Interesting video from Rand Fishkin for this week’s Whiteboard Friday. He asks “What is the future of search engine optimization?”
I agree with his early assessment that organic “accessible” search engine optimization and content search engine optimization aren’t likely to change. But then he discusses the social graph and asks whether the social graph will replace the link graph. His opinion is that is won’t. I think it may. Here’s why:
Social media is a little more difficult to manipulate than links. With links you can buy your way to the top despite Google’s insistence that link buying is unethical and will be punished. Buying links under the radar happens and many of the top sites you see in the SERPs got there by getting their links “the old-fashioned way”.
Still, that’s not to say that everyone is buying links. Most webmasters aren’t. But that’s just one example of a way that links can be gamed. Another way is in the process of link building itself, one tactic of which involves using social bookmarking sites to submit “spammy” links. While Google, and to some extent all major search engines, are quick to respond to new methods of search spam and frequently tweak their algorithms to combat these types of links, there are still imperfections in the process. There always will be. Why? Because algorithms cannot perfectly detect user intent. There will always be a need for some type of human review where link analysis is concerned.
With social media, while there are still ways to game social media sites, gaming the entire social graph is much more difficult. Probably not impossible. But difficult.

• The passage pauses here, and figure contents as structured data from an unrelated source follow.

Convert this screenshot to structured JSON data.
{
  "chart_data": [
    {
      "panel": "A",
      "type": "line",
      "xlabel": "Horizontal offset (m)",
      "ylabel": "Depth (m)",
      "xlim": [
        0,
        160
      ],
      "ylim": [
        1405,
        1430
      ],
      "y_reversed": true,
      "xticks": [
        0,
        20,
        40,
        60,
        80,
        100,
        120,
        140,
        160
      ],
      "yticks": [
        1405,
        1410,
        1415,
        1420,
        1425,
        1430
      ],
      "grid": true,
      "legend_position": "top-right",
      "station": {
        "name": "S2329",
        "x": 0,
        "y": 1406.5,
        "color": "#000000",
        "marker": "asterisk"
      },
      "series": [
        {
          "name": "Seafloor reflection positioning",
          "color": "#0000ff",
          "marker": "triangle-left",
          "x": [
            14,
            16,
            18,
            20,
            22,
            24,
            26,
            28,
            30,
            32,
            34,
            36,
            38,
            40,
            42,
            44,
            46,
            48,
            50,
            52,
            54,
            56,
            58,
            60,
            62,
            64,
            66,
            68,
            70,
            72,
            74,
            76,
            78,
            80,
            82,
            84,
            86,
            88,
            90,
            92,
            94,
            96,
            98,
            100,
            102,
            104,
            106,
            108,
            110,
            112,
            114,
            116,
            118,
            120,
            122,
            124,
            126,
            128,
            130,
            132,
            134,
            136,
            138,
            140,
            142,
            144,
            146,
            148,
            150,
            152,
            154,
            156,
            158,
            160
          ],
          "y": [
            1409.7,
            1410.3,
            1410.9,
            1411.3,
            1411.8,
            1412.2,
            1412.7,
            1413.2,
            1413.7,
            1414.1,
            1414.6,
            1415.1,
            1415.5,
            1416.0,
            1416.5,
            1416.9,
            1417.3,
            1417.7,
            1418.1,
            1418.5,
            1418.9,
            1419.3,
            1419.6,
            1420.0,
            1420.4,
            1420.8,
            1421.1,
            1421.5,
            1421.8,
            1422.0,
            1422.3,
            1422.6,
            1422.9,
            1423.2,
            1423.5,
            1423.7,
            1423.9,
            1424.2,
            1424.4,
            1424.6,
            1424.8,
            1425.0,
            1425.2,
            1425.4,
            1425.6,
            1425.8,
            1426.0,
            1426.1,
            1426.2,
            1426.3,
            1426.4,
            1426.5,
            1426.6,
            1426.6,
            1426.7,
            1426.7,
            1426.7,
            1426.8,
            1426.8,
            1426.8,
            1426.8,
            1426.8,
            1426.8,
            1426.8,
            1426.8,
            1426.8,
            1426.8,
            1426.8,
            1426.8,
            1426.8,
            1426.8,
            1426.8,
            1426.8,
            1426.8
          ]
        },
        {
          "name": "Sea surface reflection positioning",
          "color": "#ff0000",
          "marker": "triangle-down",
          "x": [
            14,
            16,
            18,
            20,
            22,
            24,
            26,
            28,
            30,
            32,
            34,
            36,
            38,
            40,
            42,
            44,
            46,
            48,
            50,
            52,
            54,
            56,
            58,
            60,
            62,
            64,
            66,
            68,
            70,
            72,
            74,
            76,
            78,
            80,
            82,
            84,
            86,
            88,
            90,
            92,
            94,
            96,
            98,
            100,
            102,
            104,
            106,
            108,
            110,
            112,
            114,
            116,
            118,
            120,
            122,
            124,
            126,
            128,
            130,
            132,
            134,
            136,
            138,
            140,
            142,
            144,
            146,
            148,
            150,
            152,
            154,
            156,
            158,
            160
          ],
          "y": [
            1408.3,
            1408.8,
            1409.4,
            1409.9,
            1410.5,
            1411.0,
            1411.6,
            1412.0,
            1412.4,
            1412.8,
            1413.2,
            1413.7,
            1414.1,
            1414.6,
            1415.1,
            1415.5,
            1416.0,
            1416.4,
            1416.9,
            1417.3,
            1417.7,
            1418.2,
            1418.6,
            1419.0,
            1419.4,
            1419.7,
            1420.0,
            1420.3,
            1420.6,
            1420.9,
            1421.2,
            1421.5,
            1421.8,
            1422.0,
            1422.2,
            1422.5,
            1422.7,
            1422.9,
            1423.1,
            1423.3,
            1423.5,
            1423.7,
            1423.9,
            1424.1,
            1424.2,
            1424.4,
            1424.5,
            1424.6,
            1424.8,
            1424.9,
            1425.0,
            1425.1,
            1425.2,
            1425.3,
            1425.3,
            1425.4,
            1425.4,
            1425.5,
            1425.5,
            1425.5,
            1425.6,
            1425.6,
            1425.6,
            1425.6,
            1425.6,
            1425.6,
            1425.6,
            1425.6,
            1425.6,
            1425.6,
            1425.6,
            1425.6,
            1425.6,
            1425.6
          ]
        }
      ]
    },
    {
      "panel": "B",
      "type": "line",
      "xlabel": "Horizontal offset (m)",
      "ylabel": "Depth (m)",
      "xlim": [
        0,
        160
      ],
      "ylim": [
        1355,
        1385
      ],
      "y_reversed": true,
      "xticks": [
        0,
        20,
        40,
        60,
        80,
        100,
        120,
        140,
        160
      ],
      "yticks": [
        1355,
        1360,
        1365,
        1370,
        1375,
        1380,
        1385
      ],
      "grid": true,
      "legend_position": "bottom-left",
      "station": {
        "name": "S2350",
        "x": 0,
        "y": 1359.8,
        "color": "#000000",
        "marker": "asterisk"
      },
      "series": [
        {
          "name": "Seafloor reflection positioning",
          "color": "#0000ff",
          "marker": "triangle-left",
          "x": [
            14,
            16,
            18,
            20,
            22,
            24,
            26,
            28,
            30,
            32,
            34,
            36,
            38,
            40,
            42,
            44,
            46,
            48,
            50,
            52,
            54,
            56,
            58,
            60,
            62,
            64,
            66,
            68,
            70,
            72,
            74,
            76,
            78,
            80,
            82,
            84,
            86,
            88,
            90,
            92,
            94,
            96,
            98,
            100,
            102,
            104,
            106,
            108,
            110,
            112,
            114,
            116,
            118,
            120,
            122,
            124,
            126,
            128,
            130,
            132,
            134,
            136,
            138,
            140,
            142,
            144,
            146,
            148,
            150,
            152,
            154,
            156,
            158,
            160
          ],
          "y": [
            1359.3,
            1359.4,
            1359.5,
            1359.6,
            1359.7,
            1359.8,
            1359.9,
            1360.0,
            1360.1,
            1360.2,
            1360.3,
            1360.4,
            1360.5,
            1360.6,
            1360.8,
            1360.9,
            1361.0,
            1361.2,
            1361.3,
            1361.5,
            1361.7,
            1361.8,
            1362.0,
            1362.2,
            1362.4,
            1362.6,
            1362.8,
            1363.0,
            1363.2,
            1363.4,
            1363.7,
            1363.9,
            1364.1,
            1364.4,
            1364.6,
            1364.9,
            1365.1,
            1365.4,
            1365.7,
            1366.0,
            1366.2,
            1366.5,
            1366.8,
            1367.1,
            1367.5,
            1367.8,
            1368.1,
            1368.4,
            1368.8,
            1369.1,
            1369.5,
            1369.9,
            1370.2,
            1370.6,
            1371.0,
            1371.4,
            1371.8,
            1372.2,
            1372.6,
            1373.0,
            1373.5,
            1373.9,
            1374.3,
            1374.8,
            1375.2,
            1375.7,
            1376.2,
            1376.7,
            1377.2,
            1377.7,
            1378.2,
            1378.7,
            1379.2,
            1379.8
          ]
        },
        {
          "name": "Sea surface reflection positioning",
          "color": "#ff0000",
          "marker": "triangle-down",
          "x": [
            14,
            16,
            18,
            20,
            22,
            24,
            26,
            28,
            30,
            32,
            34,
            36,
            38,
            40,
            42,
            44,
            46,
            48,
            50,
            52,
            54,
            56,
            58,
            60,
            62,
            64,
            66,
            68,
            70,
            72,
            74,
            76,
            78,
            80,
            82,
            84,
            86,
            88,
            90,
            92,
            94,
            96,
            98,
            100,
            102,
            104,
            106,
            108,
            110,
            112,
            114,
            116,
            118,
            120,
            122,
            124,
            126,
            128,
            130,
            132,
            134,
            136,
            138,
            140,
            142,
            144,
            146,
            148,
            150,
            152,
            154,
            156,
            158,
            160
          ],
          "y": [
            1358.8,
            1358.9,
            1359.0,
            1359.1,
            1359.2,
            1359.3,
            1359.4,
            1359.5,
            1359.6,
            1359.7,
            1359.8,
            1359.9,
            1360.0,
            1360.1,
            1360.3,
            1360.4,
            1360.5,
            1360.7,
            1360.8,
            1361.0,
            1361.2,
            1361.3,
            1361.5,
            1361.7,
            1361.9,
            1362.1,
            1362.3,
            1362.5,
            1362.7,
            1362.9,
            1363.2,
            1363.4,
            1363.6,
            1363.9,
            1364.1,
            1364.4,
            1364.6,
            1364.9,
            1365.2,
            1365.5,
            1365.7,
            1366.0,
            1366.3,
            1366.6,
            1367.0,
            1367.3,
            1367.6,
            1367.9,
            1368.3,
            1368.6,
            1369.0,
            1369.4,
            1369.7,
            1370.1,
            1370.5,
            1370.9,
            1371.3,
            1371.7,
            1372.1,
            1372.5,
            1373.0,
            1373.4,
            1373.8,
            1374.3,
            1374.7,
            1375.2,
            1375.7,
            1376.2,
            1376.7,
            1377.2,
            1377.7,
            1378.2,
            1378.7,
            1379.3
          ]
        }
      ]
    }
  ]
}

I’d say much more difficult than gaming link strategies.
Once Google and the other search engines figure out how to incorporate the social graph into its authority ranking algorithm then I think you’ll see a different game being played. Bing, or Microsoft, may actually figure that out before Google does. The question is, when that happens will it kill search engine optimization?
No. I don’t think it will. As Rand said, “accessible” and content-driven optimization will always be here. But the addition of your reputation as defined by the social graph can, and likely will, be incorporated into the ranking factors at some point. When exactly I can’t say, but I’d say within the next five years.